Observer module for computing the quantization parameters based on the
moving average of the min and max values.
This observer computes the quantization parameters based on the moving
averages of minimums and maximums of the incoming tensors. The module
records the average minimum and maximum of incoming tensors, and uses this
statistic to compute the quantization parameters.
- Parameters:
- averaging_constant – Averaging constant for min/max.
- dtype – Quantized data type
- qscheme – Quantization scheme to be used, only support
per_tensor_symmetric scheme
- reduce_range – Reduces the range of the quantized data type by 1 bit
- quant_min – Minimum quantization value.
- quant_max – Maximum quantization value.
- is_sync_quantize – Whether use sync quantize
- factory_kwargs – Arguments for register data buffer
forward(x_orig)
Record the running minimum and maximum of x.
class horizon_plugin_pytorch.quantization.MovingAveragePerChannelMinMaxObserver(averaging_constant=0.01, ch_axis=0, dtype=torch.qint8, qscheme=torch.per_channel_symmetric, quant_min=None, quant_max=None, is_sync_quantize=False, factory_kwargs=None)
MovingAveragePerChannelMinMax Observer.
Observer module for computing the quantization parameters based on the
running per channel min and max values.
This observer uses the tensor min/max statistics to compute the per channel
quantization parameters. The module records the running minimum and maximum
of incoming tensors, and uses this statistic to compute the quantization
parameters.
- Parameters:
- averaging_constant – Averaging constant for min/max.
- ch_axis – Channel axis
- dtype – Quantized data type
- qscheme – Quantization scheme to be used, Only support
per_channel_symmetric
- quant_min – Minimum quantization value.
- quant_max – Maximum quantization value.

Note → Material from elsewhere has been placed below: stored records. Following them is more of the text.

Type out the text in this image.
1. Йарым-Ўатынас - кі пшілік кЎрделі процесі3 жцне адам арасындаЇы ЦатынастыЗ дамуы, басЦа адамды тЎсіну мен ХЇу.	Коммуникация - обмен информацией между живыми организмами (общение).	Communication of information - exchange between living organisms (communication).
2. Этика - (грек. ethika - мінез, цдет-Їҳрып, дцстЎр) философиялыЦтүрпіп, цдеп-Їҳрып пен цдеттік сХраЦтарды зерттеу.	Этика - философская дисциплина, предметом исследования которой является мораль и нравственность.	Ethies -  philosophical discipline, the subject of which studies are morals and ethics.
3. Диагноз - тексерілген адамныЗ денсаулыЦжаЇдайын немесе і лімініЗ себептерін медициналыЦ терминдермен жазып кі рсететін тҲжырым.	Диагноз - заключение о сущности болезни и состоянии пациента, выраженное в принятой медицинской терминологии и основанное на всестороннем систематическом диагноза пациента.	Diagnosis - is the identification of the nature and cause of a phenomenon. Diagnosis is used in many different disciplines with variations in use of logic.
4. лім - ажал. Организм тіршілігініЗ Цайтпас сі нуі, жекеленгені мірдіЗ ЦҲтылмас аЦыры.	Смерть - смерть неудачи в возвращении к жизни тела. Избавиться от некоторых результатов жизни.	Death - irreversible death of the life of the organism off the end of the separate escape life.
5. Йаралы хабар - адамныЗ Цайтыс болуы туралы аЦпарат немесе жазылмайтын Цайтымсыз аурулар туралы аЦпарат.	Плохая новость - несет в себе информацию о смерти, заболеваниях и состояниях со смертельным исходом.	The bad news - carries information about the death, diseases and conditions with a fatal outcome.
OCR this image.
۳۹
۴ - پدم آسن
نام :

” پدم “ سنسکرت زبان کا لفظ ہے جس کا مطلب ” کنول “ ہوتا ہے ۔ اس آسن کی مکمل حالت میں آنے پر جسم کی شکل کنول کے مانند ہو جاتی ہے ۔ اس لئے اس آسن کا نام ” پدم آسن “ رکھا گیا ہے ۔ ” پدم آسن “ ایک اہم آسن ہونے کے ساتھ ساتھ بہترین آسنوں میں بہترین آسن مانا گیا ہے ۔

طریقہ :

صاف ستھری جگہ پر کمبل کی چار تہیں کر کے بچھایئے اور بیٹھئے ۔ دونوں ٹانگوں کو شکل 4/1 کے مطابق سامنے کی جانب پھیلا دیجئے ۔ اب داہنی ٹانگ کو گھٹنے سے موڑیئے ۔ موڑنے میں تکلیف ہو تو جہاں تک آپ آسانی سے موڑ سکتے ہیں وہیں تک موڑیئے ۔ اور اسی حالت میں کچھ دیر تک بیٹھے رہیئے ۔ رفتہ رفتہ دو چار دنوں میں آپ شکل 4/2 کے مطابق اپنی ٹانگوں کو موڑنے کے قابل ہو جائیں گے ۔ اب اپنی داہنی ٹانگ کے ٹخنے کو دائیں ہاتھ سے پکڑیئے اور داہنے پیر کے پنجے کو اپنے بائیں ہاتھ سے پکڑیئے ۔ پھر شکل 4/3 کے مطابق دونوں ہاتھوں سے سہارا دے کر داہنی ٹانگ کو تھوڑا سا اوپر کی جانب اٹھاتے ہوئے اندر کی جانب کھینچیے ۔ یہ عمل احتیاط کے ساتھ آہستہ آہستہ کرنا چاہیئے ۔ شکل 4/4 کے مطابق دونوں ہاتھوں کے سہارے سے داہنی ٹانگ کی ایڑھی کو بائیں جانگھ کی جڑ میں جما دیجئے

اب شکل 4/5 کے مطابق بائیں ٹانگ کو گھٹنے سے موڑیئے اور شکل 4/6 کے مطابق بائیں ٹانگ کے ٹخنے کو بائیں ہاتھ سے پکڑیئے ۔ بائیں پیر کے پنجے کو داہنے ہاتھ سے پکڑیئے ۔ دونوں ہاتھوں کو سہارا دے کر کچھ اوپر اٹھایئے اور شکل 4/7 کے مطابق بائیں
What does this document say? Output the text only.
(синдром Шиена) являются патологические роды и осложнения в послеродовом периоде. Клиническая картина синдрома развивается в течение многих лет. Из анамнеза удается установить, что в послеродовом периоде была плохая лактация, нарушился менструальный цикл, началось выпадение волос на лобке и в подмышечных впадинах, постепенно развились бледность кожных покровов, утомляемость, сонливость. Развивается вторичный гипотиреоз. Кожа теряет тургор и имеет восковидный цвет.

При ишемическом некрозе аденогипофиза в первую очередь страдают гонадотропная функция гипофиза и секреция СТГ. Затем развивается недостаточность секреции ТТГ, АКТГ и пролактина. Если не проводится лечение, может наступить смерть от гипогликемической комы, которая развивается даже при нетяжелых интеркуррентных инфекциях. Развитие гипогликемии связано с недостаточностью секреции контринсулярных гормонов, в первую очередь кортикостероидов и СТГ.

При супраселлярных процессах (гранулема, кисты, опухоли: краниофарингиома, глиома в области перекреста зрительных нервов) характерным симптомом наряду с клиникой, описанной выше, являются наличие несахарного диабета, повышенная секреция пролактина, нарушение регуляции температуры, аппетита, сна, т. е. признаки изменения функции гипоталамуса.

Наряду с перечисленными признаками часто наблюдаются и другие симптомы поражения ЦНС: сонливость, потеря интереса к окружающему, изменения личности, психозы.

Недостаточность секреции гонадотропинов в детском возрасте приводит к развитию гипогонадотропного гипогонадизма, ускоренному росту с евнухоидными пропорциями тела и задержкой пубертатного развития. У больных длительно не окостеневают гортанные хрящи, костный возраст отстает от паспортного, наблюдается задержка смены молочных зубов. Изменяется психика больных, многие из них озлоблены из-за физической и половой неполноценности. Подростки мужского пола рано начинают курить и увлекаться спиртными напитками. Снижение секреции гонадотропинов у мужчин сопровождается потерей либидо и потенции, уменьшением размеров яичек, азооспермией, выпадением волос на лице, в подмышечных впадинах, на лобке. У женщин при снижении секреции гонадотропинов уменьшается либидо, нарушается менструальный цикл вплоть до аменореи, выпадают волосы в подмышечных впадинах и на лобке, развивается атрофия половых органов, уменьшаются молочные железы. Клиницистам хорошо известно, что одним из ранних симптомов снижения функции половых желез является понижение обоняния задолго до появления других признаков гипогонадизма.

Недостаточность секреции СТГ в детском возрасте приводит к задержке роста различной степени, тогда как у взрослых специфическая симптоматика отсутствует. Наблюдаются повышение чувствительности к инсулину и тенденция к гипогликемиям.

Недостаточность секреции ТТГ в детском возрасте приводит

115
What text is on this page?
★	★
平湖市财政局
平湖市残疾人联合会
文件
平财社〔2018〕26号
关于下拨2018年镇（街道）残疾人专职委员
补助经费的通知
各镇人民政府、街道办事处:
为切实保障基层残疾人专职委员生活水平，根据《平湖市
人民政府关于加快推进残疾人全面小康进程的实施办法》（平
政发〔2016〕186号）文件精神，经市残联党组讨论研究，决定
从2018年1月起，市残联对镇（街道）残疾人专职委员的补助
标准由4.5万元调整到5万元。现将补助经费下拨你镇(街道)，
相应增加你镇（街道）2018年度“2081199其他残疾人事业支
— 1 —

- is_sync_quantize – whether use sync quantize
- factory_kwargs – Arguments for register data buffer
forward(x_orig)
Defines the computation performed at every call.
Should be overridden by all subclasses.
NOTE
Although the recipe for forward pass needs to be defined within
this function, one should call the Module instance afterwards
instead of this since the former takes care of running the
registered hooks while the latter silently ignores them.